New jobless claims in Washington fell last week, the second drop in as many weeks, but the state’s unemployment rate jumped as pandemic restrictions continued to take out jobs at restaurants and some other in-person businesses.
“The renewed efforts taken to contain the spread of COVID deeply impacted industries that provide high-contact services,” said Paul Turek, economist for the state Employment Security Department (ESD), in a statement Wednesday.
Washingtonians filed 19,212 new, or “initial,” claims last week, a 29.2% decrease from the week before, the ESD reported Thursday.
But Washington’s unemployment rate for December jumped to 7.1%, up from 5.7% the month before, the ESD reported Wednesday. The state lost 9,900 jobs in December, the first loss since last May, as the initial pandemic-related layoffs were tapering off. The U.S. unemployment rate was 6.7% in December.
Turek said the December job losses stemmed, in part, from layoffs at leisure and hospitality companies, which have been heavily affected by restrictions that were reimposed by Gov. Jay Inslee in November as COVID-19 cases surged.
In most other sectors, however, employment was “mostly holding up better,” Turek added.
Washington’s decline in new job claims last week was driven, in part, by large drops in claims from workers in construction and administration jobs, the ESD reported.
The state also saw a decline in “continuing,” or ongoing, claims for benefits that claimants file each week they remain jobless. Last week, Washingtonians filed 437,025 continuing claims, down 7.7% from a week earlier, the ESD reported.
However, for the third week in a row, the ESD did not post some claims data, including the total number of people receiving benefits in Washington. The last time the ESD posted that data — for the week ending Dec. 26 — the agency was paying benefits to 281,328 people.
Also missing this week from the ESD: the number of individuals who had filed claims but had not been paid and were waiting for the ESD to resolve an issue with their claim; the average time required to resolve a problem on a claim; and the average time claimants typically wait to receive their first payment.
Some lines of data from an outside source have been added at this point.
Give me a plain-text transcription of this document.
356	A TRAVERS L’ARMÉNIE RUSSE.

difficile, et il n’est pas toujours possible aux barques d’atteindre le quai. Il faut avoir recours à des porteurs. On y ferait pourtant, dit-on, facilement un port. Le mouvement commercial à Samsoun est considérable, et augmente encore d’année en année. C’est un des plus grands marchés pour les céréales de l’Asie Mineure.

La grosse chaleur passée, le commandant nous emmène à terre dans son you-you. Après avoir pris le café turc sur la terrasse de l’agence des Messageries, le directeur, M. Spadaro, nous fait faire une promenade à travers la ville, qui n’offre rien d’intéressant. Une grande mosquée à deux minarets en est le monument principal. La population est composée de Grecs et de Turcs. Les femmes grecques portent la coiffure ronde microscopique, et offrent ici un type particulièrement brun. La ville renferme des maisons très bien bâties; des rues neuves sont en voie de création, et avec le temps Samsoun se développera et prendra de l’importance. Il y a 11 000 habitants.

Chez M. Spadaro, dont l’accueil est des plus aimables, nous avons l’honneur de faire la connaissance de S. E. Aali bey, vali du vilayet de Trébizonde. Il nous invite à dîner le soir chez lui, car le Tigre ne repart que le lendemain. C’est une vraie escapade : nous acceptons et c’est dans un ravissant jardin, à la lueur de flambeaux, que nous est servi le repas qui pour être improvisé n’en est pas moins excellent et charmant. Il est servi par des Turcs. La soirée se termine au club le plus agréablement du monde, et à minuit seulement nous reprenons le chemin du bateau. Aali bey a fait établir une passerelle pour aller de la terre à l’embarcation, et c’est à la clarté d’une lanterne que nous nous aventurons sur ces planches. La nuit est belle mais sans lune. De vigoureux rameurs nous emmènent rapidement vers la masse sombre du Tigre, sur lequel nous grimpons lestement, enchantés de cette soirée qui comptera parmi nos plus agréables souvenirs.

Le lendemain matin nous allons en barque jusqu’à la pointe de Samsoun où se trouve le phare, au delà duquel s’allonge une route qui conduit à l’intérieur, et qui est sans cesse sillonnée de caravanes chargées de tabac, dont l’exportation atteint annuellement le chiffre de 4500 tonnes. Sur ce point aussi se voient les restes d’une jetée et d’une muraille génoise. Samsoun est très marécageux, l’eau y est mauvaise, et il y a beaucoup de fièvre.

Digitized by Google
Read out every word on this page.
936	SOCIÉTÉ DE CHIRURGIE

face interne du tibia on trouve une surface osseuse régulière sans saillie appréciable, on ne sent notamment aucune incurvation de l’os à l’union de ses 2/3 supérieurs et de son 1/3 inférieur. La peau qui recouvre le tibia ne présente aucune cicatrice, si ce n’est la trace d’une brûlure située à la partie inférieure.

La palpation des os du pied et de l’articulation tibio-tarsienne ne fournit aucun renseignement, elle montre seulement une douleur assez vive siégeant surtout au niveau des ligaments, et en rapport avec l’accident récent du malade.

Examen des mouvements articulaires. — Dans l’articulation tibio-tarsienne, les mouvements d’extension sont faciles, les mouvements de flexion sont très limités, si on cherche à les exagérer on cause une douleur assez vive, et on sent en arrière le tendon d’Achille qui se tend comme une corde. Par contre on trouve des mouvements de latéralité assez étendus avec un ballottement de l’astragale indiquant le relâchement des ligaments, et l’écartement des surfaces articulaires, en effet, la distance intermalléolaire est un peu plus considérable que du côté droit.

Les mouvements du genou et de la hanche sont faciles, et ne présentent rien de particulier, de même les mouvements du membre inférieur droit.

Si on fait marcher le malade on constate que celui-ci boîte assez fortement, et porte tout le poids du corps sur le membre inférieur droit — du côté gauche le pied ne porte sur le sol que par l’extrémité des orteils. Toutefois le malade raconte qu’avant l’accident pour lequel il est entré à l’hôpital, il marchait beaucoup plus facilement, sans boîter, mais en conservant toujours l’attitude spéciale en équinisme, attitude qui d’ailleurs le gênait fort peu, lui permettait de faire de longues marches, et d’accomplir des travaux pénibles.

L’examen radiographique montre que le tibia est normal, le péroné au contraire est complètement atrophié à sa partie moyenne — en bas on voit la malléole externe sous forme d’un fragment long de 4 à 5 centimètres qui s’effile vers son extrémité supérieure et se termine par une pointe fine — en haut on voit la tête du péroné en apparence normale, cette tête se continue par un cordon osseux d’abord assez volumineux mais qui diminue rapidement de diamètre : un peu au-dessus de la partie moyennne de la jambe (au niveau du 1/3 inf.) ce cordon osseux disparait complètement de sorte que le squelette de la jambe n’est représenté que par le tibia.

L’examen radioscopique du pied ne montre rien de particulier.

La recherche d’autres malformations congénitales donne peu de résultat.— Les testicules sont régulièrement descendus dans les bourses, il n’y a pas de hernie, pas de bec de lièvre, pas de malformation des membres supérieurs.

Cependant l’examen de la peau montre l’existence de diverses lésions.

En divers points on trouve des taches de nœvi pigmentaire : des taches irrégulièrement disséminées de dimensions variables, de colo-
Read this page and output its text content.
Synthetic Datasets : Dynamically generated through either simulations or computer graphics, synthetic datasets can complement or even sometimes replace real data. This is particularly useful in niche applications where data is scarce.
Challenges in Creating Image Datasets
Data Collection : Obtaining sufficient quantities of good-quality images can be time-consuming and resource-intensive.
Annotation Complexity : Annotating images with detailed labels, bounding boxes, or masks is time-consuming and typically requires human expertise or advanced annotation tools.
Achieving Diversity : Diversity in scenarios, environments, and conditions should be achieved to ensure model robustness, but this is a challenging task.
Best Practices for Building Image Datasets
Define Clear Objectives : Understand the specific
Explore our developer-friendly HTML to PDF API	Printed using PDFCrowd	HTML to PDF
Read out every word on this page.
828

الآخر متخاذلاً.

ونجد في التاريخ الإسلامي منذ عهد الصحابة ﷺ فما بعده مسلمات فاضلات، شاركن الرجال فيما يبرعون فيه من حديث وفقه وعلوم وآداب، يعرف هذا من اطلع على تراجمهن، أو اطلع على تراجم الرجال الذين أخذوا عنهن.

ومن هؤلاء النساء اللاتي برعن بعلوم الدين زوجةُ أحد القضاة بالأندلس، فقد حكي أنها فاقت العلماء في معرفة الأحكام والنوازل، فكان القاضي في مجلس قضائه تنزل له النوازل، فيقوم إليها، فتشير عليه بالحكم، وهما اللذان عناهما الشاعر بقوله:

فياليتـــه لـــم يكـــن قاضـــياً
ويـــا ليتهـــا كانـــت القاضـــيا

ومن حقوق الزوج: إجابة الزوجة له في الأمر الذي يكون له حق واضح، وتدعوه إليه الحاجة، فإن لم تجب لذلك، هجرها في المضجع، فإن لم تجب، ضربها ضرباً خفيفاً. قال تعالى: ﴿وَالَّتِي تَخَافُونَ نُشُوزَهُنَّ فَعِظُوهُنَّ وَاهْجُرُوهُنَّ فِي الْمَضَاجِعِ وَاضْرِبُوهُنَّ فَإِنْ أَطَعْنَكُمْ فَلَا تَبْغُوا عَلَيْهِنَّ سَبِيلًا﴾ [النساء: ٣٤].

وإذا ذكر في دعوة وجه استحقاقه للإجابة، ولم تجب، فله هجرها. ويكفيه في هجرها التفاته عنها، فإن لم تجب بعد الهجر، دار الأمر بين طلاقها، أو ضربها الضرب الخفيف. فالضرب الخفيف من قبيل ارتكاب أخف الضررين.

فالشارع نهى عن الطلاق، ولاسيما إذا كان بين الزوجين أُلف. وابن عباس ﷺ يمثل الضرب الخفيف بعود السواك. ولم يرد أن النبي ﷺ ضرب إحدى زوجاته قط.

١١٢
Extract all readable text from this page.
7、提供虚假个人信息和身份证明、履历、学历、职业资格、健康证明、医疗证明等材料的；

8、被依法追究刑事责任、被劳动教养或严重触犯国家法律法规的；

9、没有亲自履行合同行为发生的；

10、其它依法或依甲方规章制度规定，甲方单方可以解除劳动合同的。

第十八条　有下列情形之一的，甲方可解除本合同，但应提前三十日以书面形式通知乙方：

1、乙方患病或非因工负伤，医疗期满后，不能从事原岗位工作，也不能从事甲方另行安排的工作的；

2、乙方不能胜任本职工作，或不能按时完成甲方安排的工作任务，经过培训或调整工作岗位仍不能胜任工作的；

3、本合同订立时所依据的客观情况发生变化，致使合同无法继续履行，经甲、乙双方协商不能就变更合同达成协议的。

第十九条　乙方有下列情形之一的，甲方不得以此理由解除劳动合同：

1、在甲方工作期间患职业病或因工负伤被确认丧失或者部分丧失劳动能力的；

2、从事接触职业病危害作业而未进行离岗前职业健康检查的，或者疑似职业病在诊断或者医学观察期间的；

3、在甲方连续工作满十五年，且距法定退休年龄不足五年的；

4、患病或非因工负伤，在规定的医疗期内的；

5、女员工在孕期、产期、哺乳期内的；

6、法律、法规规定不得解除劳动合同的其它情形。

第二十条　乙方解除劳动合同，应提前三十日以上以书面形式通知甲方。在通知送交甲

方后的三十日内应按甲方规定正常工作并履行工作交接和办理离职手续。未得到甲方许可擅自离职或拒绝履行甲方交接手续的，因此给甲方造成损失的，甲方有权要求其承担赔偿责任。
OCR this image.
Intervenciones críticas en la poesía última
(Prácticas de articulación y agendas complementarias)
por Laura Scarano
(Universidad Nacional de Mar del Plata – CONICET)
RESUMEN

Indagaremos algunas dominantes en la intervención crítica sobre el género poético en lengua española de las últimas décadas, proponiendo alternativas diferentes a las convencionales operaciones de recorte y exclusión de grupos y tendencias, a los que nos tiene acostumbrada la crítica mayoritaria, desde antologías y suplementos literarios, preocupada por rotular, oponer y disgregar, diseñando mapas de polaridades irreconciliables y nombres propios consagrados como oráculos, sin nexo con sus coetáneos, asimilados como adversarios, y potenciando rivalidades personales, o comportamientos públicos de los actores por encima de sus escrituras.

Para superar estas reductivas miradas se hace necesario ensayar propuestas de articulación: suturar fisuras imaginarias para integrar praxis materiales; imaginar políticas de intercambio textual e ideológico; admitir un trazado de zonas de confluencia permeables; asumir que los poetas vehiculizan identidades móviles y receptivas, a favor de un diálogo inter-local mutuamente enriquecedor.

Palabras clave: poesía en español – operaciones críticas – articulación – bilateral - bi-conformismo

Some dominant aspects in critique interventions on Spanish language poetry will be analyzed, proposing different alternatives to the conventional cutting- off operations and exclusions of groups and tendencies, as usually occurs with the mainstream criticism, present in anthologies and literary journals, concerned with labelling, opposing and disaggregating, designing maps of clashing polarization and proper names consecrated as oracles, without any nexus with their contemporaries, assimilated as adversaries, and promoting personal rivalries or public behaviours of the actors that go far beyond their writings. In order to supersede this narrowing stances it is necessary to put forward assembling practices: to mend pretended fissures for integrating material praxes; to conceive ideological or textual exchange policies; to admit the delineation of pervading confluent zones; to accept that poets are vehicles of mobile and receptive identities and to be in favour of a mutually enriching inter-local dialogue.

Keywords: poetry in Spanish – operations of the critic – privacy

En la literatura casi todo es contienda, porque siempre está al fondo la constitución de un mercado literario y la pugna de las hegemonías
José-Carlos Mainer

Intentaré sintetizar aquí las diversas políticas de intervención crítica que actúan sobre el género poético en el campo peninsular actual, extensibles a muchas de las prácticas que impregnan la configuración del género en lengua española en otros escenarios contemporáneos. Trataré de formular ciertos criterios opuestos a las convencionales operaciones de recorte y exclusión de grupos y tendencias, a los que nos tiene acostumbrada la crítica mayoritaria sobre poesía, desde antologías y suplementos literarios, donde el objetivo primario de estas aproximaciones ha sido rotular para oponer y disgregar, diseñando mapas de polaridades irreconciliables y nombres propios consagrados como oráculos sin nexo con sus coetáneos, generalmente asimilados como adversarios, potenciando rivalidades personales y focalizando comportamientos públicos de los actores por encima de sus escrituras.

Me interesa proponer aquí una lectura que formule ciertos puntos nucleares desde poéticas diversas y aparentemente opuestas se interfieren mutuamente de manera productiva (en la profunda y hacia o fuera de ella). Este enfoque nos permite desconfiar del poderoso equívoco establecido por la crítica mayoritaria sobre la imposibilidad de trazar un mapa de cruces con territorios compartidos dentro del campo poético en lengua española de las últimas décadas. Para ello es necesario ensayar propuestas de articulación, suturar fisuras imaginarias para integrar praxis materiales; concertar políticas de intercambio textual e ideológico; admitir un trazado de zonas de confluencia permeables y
Agency officials have said that claims data isn’t available because recently extended federal benefits have changed how ESD calculates who is receiving benefits and how long it takes to pay some claimants.
As of Dec. 26, the most recent date for which the data is available, 39,613 claimants were not receiving benefits and were waiting for the ESD to resolve an issue with their claim.
The agency has rolled out several new benefits authorized in the recent federal stimulus law, including an extra $300 a week that claimants began receiving this month.
Since March, more than a million Washingtonians have been paid more than $13.8 billion in benefits, with roughly two-thirds of the money coming from the federal government.